# The $cfg['PmaAbsoluteUri'] directive MUST be set [Solved]

## Ville_E

The $cfg['PmaAbsoluteUri'] directive MUST be set in your configuration file!

How to solve this? I get it when logging in to phpmyadmin after the update to

phpmyadmin-2.5.7_p1 never had it before.

In my /etc/phpmyadmin/config.inc.php

I have this

$cfg['PmaAbsoluteUri'] = '';

$cfg['PmaAbsoluteUri_DisableWarning'] = TRUE;

I have tried to set PmaAbsoluteUri to different values but nothing helps.

Anyone have any ideas?  :Question: Last edited by Ville_E on Fri Aug 13, 2004 2:17 pm; edited 1 time in total

----------

## Ville_E

*bump*

----------

## Nossie

Are you sure you are editing the right config file ?

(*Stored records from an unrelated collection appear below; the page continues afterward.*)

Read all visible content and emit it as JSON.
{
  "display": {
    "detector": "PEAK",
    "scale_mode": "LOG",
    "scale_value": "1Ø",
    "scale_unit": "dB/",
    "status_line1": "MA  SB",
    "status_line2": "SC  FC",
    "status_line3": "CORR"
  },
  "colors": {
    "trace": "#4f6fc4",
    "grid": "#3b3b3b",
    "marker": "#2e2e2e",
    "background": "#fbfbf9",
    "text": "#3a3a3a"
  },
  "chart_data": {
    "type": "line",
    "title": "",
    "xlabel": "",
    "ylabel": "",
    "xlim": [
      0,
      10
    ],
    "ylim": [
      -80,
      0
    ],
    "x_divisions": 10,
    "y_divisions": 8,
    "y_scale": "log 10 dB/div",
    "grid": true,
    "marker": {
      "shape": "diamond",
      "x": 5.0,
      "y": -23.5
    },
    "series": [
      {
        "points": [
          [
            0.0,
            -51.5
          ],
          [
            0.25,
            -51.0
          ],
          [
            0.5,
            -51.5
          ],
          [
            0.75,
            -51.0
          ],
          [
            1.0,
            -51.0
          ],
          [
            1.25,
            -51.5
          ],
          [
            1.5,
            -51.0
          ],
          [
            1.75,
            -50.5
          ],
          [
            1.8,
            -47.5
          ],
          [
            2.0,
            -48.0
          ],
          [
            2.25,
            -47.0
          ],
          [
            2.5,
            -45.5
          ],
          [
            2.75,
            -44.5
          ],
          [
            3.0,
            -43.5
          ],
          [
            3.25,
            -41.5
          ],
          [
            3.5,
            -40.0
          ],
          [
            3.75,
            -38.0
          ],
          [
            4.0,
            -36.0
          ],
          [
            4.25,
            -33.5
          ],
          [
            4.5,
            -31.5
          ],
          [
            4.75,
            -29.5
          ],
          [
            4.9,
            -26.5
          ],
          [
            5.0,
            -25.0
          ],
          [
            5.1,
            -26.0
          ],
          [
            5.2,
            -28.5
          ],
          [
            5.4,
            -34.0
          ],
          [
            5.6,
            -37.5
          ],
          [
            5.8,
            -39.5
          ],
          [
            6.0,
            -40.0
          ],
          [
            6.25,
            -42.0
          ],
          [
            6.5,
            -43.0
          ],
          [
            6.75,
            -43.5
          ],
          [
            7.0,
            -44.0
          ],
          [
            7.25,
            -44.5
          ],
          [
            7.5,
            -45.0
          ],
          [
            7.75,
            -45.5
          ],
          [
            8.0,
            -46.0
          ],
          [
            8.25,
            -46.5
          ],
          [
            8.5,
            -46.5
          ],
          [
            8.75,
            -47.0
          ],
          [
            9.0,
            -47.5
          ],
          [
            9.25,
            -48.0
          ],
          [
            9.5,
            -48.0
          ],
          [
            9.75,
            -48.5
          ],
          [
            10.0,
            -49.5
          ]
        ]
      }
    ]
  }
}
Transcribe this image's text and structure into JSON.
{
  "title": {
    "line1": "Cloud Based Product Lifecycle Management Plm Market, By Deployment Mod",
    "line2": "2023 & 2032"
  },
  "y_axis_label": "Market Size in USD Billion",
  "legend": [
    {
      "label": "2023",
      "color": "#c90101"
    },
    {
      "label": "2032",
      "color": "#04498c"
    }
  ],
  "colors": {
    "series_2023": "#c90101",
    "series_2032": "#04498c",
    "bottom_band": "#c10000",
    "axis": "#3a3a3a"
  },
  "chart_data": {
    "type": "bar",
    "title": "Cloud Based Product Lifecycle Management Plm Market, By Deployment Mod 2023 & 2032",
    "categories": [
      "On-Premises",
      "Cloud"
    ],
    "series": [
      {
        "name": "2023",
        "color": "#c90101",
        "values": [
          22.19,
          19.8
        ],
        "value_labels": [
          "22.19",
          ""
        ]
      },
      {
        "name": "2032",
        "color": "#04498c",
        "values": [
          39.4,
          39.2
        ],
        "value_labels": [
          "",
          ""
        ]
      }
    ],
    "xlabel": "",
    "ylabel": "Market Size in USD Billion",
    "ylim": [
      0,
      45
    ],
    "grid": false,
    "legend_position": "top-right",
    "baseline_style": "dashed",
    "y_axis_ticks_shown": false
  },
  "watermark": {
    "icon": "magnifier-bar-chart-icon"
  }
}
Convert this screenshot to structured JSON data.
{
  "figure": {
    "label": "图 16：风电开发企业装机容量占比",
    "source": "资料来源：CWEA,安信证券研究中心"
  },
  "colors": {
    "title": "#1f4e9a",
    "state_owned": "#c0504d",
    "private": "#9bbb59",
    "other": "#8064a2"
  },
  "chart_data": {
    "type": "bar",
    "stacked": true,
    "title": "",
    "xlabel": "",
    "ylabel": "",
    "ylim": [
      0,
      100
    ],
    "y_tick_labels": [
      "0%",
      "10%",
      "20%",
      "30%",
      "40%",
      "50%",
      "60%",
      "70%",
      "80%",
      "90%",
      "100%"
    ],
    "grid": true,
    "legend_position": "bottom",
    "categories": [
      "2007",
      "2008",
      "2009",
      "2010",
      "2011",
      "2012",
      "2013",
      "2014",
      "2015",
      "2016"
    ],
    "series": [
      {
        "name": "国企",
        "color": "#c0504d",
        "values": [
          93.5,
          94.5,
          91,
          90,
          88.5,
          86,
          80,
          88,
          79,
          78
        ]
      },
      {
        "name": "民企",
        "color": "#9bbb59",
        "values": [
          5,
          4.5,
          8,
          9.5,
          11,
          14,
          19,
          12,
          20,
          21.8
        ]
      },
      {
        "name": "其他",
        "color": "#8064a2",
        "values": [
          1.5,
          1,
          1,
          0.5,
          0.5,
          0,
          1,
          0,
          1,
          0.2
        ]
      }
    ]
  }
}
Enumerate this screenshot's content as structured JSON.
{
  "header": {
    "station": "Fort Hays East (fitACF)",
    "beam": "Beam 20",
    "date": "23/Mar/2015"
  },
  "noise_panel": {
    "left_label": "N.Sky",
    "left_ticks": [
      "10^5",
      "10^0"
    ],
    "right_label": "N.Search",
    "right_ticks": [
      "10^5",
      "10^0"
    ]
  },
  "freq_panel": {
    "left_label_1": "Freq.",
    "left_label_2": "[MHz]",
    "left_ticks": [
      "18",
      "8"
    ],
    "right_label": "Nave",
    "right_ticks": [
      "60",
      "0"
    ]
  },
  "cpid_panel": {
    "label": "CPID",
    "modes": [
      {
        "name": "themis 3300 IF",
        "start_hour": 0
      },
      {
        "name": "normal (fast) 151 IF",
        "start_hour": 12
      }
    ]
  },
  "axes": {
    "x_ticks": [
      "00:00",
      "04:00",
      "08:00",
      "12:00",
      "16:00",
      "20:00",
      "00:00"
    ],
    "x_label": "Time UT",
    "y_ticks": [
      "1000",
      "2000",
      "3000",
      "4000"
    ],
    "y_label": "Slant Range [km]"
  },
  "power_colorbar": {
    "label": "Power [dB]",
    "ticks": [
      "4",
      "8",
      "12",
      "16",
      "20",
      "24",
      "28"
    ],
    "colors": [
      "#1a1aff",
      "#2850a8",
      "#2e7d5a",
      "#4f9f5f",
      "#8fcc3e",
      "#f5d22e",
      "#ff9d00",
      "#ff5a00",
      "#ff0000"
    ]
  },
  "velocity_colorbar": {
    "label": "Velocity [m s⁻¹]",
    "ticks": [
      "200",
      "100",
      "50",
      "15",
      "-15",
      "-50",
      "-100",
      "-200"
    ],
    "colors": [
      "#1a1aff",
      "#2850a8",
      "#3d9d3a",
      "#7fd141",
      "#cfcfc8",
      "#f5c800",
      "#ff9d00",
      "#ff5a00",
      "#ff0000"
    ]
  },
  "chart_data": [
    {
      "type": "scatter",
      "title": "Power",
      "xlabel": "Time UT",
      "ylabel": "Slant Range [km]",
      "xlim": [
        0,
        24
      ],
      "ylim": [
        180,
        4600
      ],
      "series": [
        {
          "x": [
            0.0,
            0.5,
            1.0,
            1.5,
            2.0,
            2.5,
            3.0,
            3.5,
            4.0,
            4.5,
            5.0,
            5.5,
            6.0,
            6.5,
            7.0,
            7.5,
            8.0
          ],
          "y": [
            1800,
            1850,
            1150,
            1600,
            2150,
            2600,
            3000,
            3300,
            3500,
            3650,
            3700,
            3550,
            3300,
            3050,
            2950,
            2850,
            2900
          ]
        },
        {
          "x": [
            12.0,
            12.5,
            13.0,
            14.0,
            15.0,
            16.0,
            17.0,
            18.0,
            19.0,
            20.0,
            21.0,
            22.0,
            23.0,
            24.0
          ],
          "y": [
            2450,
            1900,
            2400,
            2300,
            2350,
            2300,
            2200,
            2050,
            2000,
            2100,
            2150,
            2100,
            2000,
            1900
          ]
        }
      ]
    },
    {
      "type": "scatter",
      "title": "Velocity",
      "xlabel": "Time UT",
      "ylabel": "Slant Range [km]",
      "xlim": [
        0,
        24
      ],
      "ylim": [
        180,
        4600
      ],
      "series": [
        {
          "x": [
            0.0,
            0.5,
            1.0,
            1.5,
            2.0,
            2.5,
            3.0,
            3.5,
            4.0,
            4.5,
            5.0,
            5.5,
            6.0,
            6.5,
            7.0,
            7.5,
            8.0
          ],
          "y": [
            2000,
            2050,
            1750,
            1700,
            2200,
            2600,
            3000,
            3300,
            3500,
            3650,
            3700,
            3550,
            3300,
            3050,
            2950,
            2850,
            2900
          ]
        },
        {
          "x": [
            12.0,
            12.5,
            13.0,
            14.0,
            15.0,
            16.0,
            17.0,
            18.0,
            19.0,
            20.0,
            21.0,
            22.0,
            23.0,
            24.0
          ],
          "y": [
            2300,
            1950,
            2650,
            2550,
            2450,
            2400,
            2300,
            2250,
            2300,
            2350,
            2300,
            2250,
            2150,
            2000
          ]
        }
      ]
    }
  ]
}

If you just  upgraded phpmyadmin, chances are that it is installed in /usr/share/webapp/phpmyadmin/ with symlinks to /var/www/localhost/htdocs/phpmyadmin/

You will need to edit the config file in /usr/share/webapp/phpmyadmin/

I don't know for sure this is the case (i can't check i right now).

----------

## Ville_E

Thanks that did the trick. I WAS editing the wrong config file. It worked when I did the changes in /var/www/localhost/htdocs/phpmyadmin/config.inc.php

instead of  /etc/phpmyadmin/config.inc.php. But why do I have that directory under /etc ? When I first installed phpmyadmin I just did an emerge phpmyadmin I haven't done any changes on my own?

----------